Must a judge be involved in a California property division?

Spouses about to get divorced often worry about the potential for a conflicted property division process. Agreeing on anything during a divorce is easier said than done, but agreeing on what happens to the family home, shared debts and items of sentimental value can be difficult if not impossible for some spouses. Many spouses in California may assume they have to go in front of a judge for property division, but this is not always true.

In California, even when couples agree on the division of marital assets, a judge must still sign off on the agreement. However, this does not mean that every former couple must go in front of a judge to discuss their property division details. Before doing anything, though, it can be extremely helpful to obtain advice from a Southern California property division attorney. A family lawyer can offer sound legal advice as well as an individualized strategy matching each client's property division objectives.

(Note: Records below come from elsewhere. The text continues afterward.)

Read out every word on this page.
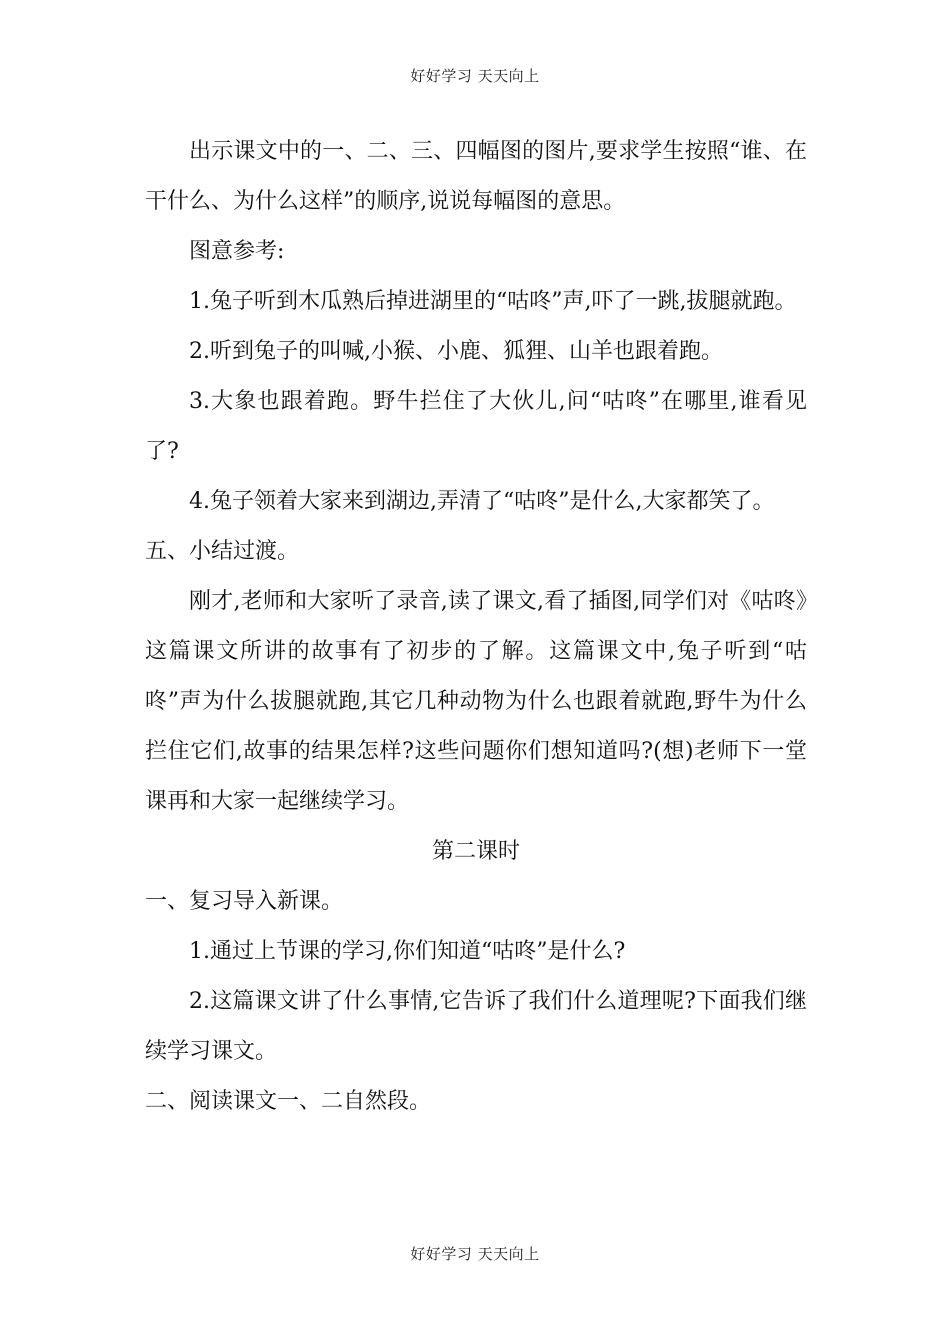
好好学习 天天向上

出示课文中的一、二、三、四幅图的图片,要求学生按照“谁、在干什么、为什么这样”的顺序,说说每幅图的意思。

图意参考:

1.兔子听到木瓜熟后掉进湖里的“咕咚”声,吓了一跳,拔腿就跑。

2.听到兔子的叫喊,小猴、小鹿、狐狸、山羊也跟着跑。

3.大象也跟着跑。野牛拦住了大伙儿,问“咕咚”在哪里,谁看见了?

4.兔子领着大家来到湖边,弄清了“咕咚”是什么,大家都笑了。

五、小结过渡。

刚才,老师和大家听了录音,读了课文,看了插图,同学们对《咕咚》这篇课文所讲的故事有了初步的了解。这篇课文中,兔子听到“咕咚”声为什么拔腿就跑,其它几种动物为什么也跟着就跑,野牛为什么拦住它们,故事的结果怎样?这些问题你们想知道吗?(想)老师下一堂课再和大家一起继续学习。

第二课时

一、复习导入新课。

1.通过上节课的学习,你们知道“咕咚”是什么?

2.这篇课文讲了什么事情,它告诉了我们什么道理呢?下面我们继续学习课文。

二、阅读课文一、二自然段。

好好学习 天天向上
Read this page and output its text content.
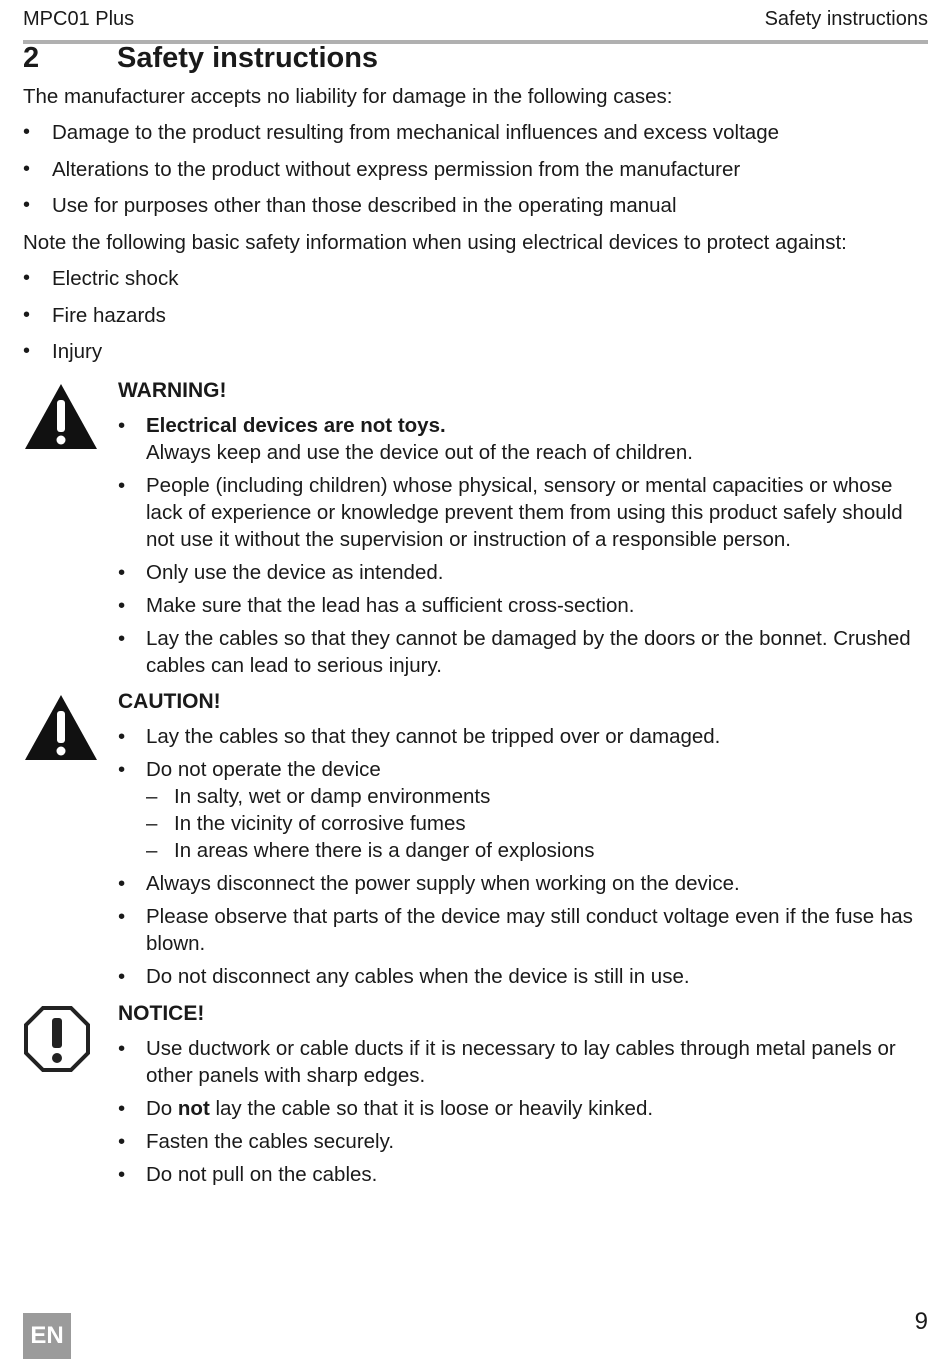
MPC01 Plus	Safety instructions
2	Safety instructions
The manufacturer accepts no liability for damage in the following cases:
• Damage to the product resulting from mechanical influences and excess voltage
• Alterations to the product without express permission from the manufacturer
• Use for purposes other than those described in the operating manual
Note the following basic safety information when using electrical devices to protect against:
• Electric shock
• Fire hazards
• Injury
WARNING!
• Electrical devices are not toys.
Always keep and use the device out of the reach of children.
• People (including children) whose physical, sensory or mental capacities or whose lack of experience or knowledge prevent them from using this product safely should not use it without the supervision or instruction of a responsible person.
• Only use the device as intended.
• Make sure that the lead has a sufficient cross-section.
• Lay the cables so that they cannot be damaged by the doors or the bonnet. Crushed cables can lead to serious injury.
CAUTION!
• Lay the cables so that they cannot be tripped over or damaged.
• Do not operate the device
– In salty, wet or damp environments
– In the vicinity of corrosive fumes
– In areas where there is a danger of explosions
• Always disconnect the power supply when working on the device.
• Please observe that parts of the device may still conduct voltage even if the fuse has blown.
• Do not disconnect any cables when the device is still in use.
NOTICE!
• Use ductwork or cable ducts if it is necessary to lay cables through metal panels or other panels with sharp edges.
• Do not lay the cable so that it is loose or heavily kinked.
• Fasten the cables securely.
• Do not pull on the cables.
EN
9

A spouse can benefit from knowing that until a judge has signed off on their property division agreement, the property obtained during the marriage is still considered community property. California is a community property state, which means that when two individuals marry or join together in a domestic partnership, they are actually considered a single legal "community" under the law. As a result, marital property belongs to that community until the judge signs off on asset and debt division.

Some spouses in California will try to avoid going in front of a judge at all costs and attempt to simply agree on everything themselves. If an agreement is not approved by a judge, though, parts of it may not be valid - for instance, debt can still belong to both spouses even if one spouse agrees to pay it off himself or herself. In almost every divorce-related legal situation, it can save time, money and frustration by doing things right the first time. An experienced asset division attorney can help spouses whose goals are to stay out of court or resolve a dispute in whatever manner possible.